The distributed computing stack commonly uses a layered structure. A functionally independent component is defined on each layer, and different layers are connected through APIs. This structure makes it quite easy for system to scale. One example of such a system can be composed of local OS/FS, distributed FS, resource management system, distributed computing frameworks, and applications. Nowadays, the HDFS is often used as the distributed file system. Yarn is one example of the resource management systems, whereas Spark can be one of promising computing frameworks.

The key of distributed computing is to run the same code on the different parts of data then aggregate the results into the final solution. Particularly, the data are first partitioned, replicated and distributed across the cluster nodes. When an application is submitted, the resource management system decides how much resource is allocated and where the code can be run (usually on the nodes where the input data are stored, so called data locality). The computing framework devises a job or work plan for the application, which may be made up of tasks. More often than not a driver is issued in the client side (e.g., lines in green) or by a worker (e.g., lines in orange). The driver initializes the job and coordinates the job and task execution. Each task is executed by a worker running on the node and the result can be shuffled, sorted and copied to another node where the further execution would be done.

There are two popular ways to deploy the application code for execution.

  1. Deploy the code in the cluster nodes - This approach distributes the application to every node of the cluster and the client server. In other words, all involved nodes in the system have a copy of the application code. It is not common, but in some cases it is necessary when the application depends on the code running in the node. The disadvantages of this approach are obvious. First the application and the computing system have a strong coupling, such that any change from either side could potentially cause issues to the other.
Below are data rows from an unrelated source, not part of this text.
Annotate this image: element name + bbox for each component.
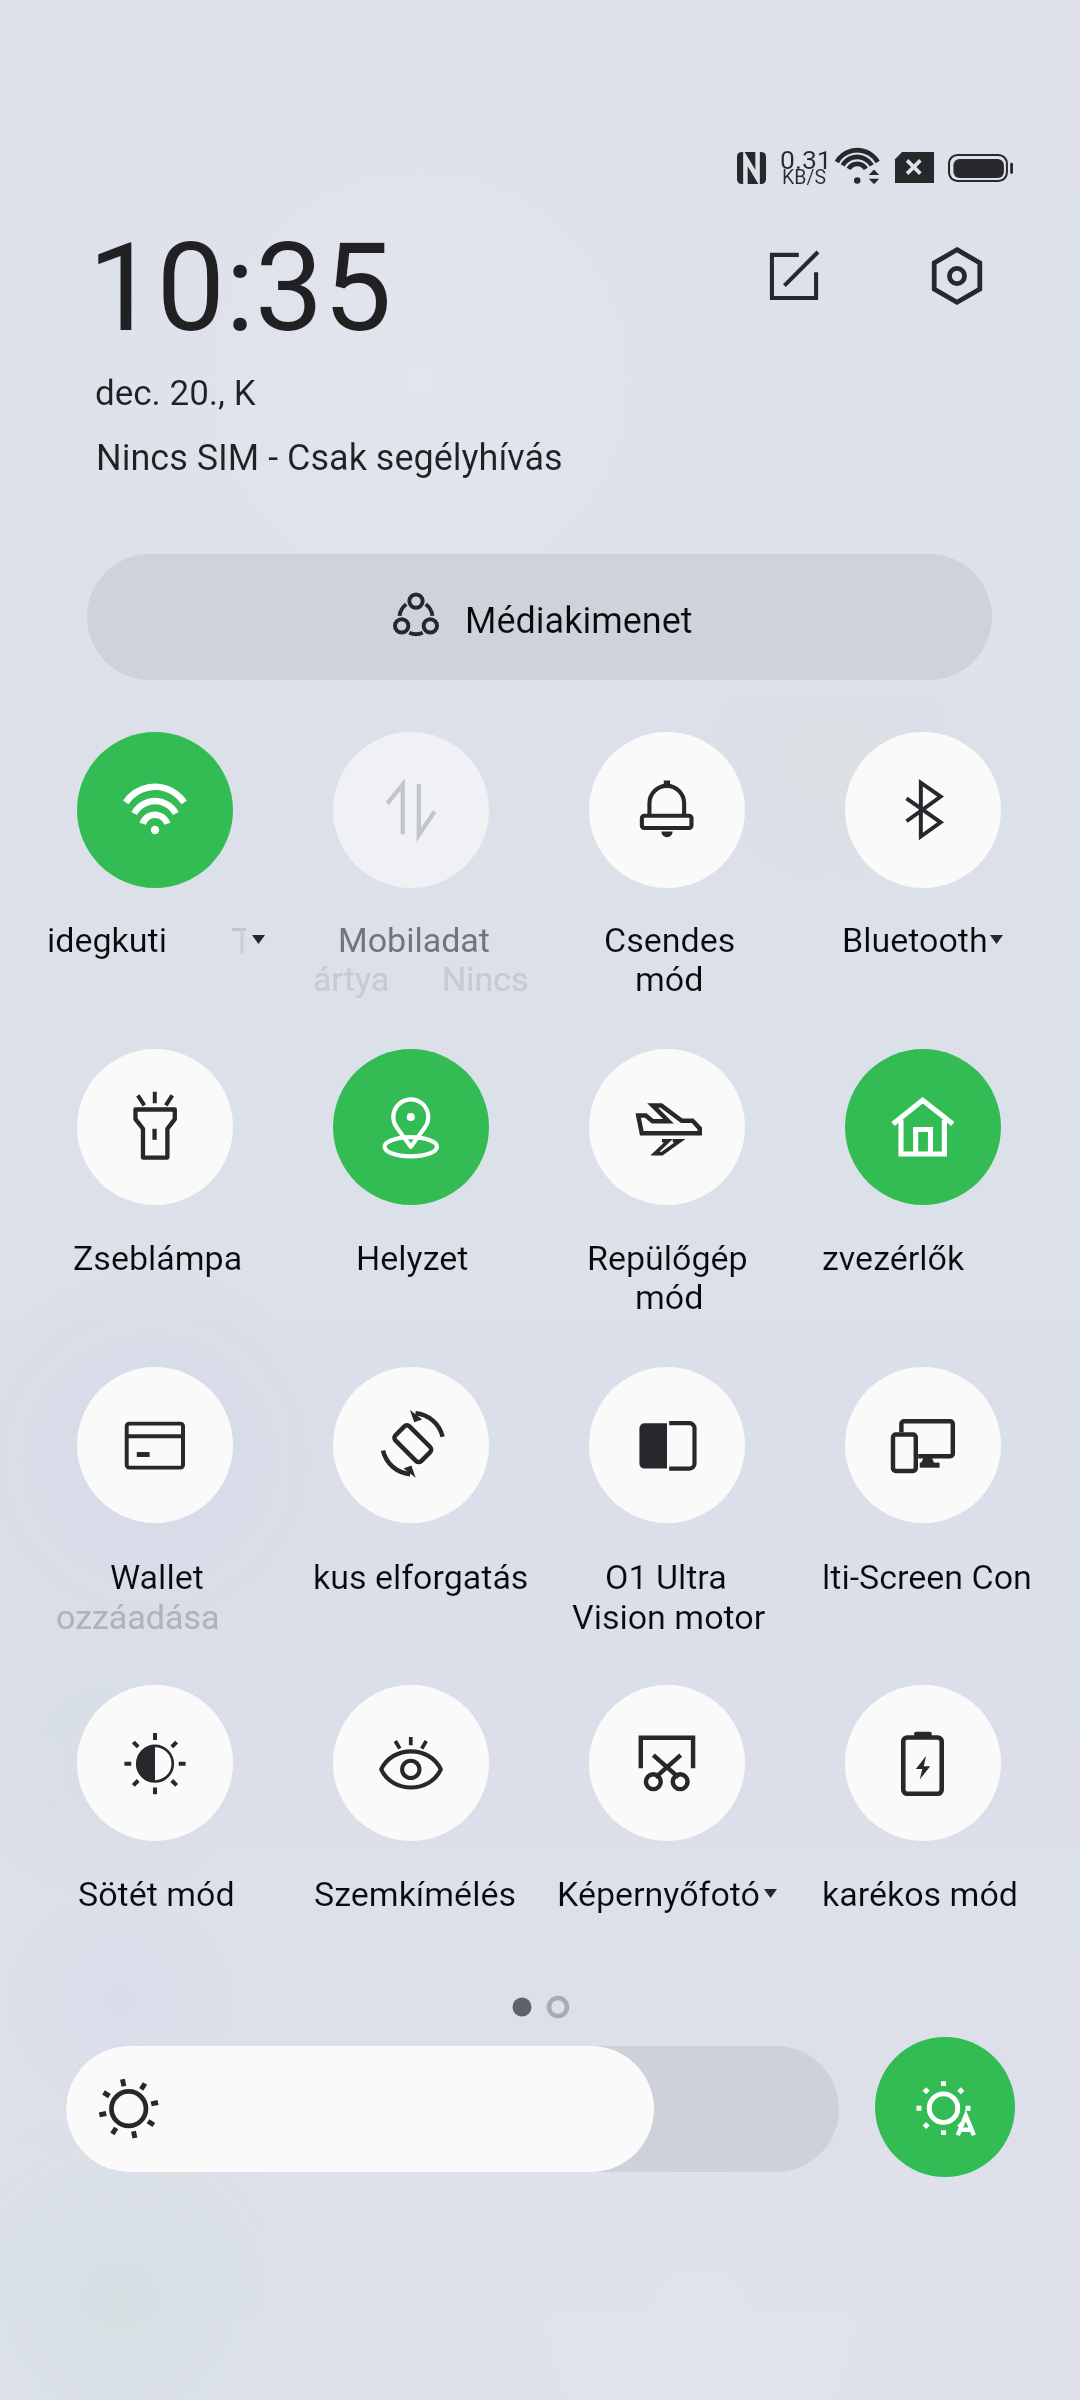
button[interactable]: Brightness (66, 2046, 839, 2172)
staticText: mód (635, 1277, 704, 1317)
staticText: mód (635, 959, 704, 999)
staticText: ártya (313, 959, 390, 999)
staticText: Sötét mód (78, 1874, 235, 1914)
staticText: 0.31 (780, 144, 832, 175)
button[interactable]: Location (283, 1049, 539, 1299)
staticText: Nincs (442, 959, 529, 999)
button[interactable]: Wallet (27, 1367, 283, 1617)
staticText: O1 Ultra (605, 1557, 727, 1597)
button[interactable]: Device controls (795, 1049, 1051, 1299)
button[interactable]: Dark mode (27, 1685, 283, 1935)
staticText: Bluetooth (842, 920, 988, 960)
button[interactable]: Eye comfort (283, 1685, 539, 1935)
staticText: idegkuti (47, 920, 167, 960)
staticText: Zseblámpa (73, 1238, 243, 1278)
button[interactable]: Médiakimenet (87, 554, 992, 680)
button[interactable]: Battery saver (795, 1685, 1051, 1935)
staticText: Szemkímélés (314, 1874, 516, 1914)
staticText: 10:35 (88, 217, 392, 360)
staticText: karékos mód (822, 1874, 1018, 1914)
button[interactable]: Auto brightness (875, 2037, 1015, 2177)
staticText: KB/S (782, 166, 827, 189)
staticText: Helyzet (356, 1238, 469, 1278)
button[interactable]: Edit quick settings (759, 241, 829, 311)
staticText: Médiakimenet (465, 600, 693, 642)
staticText: Képernyőfotó (557, 1874, 760, 1914)
staticText: zvezérlők (822, 1238, 965, 1278)
staticText: Csendes (604, 920, 736, 960)
button[interactable]: Bluetooth (795, 732, 1051, 982)
staticText: Wallet (110, 1557, 204, 1597)
button[interactable]: Multi-Screen Connect (795, 1367, 1051, 1617)
button[interactable]: Screenshot (539, 1685, 795, 1935)
button[interactable]: Silent mode (539, 732, 795, 982)
button[interactable]: Flashlight (27, 1049, 283, 1299)
button[interactable]: Wi-Fi (27, 732, 283, 982)
staticText: kus elforgatás (313, 1557, 529, 1597)
staticText: dec. 20., K (95, 373, 256, 414)
staticText: Mobiladat (338, 920, 490, 960)
staticText: Nincs SIM - Csak segélyhívás (96, 437, 563, 479)
staticText: Repülőgép (587, 1238, 748, 1278)
button[interactable]: Split screen (539, 1367, 795, 1617)
staticText: Vision motor (572, 1597, 766, 1637)
button[interactable]: Airplane mode (539, 1049, 795, 1299)
staticText: ozzáadása (56, 1597, 220, 1637)
button[interactable]: Mobile data (283, 732, 539, 982)
button[interactable]: Settings (922, 241, 992, 311)
staticText: lti-Screen Con (822, 1557, 1032, 1597)
button[interactable]: Auto rotate (283, 1367, 539, 1617)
Second, the code deployment becomes very tedious and error prone. Think about the case where some nodes in the distributed environment fail during the code deployment. The state of cluster becomes unpredictable when those failed nodes come alive with the old version of code.
  2. Deploy the code in the client only - A more common strategy is to deploy the application code to client server only. When running the application, the code is first distributed to the cluster nodes with some caching mechanism, such as the distributed cache in the Hadoop. This simple but effective approach could decouple the application and its underneath computing framework very well. However when the number of clients is large, the deployment can become nontrivial. Also if the size of application is very large, the job may have a long initialization process as the code needs distributing across the cluster.

DaaD: Deploy Application As Data

In the distributed computing, the code and the data are traditionally treated differently. The data can be uploaded to the cloud and then copied and distributed by means of the file system utilities. However the code deployment is usually more complex. For example the network topology of application nodes must be well defined beforehand. A sophisticated sync-up process is often required to ensure the consistency and efficiency, especially when the number of application nodes is large.
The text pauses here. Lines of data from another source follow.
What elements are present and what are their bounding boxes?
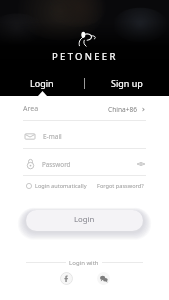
- button[interactable]: Login with Facebook: [60, 272, 73, 285]
- staticText: PETONEER: [52, 50, 118, 63]
- staticText: Login: [30, 77, 54, 89]
- staticText: China+86: [108, 105, 138, 114]
- button[interactable]: Login with WeChat: [97, 272, 110, 285]
- button[interactable]: Sign up: [85, 74, 169, 92]
- staticText: E-mail: [43, 132, 62, 141]
- button[interactable]: Forgot password?: [97, 182, 144, 190]
- staticText: Login with: [66, 259, 102, 267]
- staticText: Login automatically: [35, 182, 87, 190]
- staticText: Sign up: [111, 77, 143, 89]
- button[interactable]: Login automatically: [26, 182, 87, 190]
- button[interactable]: Login: [0, 74, 84, 92]
- staticText: Password: [42, 160, 71, 169]
- button[interactable]: Show password: [136, 159, 146, 169]
- button[interactable]: Login: [26, 210, 143, 231]
- staticText: Area: [23, 104, 39, 114]
- staticText: Login: [74, 214, 95, 225]
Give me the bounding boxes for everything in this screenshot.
Therefore if the code can be deployed as data (i.e., DaaD), the code deployment can be much simpler. The DaaD is a two-phase process.

  1. The application code is uploaded to the distributed file system just as common data files.
  2. When running the application, a launcher is used to load the code from the distributed file system, store the code in the distributed cache accessible to all nodes and issue the execution on node.

Clearly, the launcher is required to deployed to the client where the execution request is submitted. It should be independent of any specific applications. An example can be found at DaaD1.

The improvement by the DaaD can be significant.

  • The deployment becomes much simpler. Often the code can be uploaded to the distributed file system through a simple command. Then the code replicating and distributing can be achieved automatically through the file system utilities.

  • The launcher can be defined as a simple class or executable file, which is quite stable. It is trivial to distribute it to the application node.

  • The application code is loaded for execution only if an execution request is issued. Namely the code is actually copied and distributed in the lazy way. Importantly the latest version of code is always used.

  • Having no local copy can avoid of code inconsistency problem.

  • It makes it much easier for different code versions coexist in production. Image the scenario where it is necessary to run the same application with different code versions for A-B test.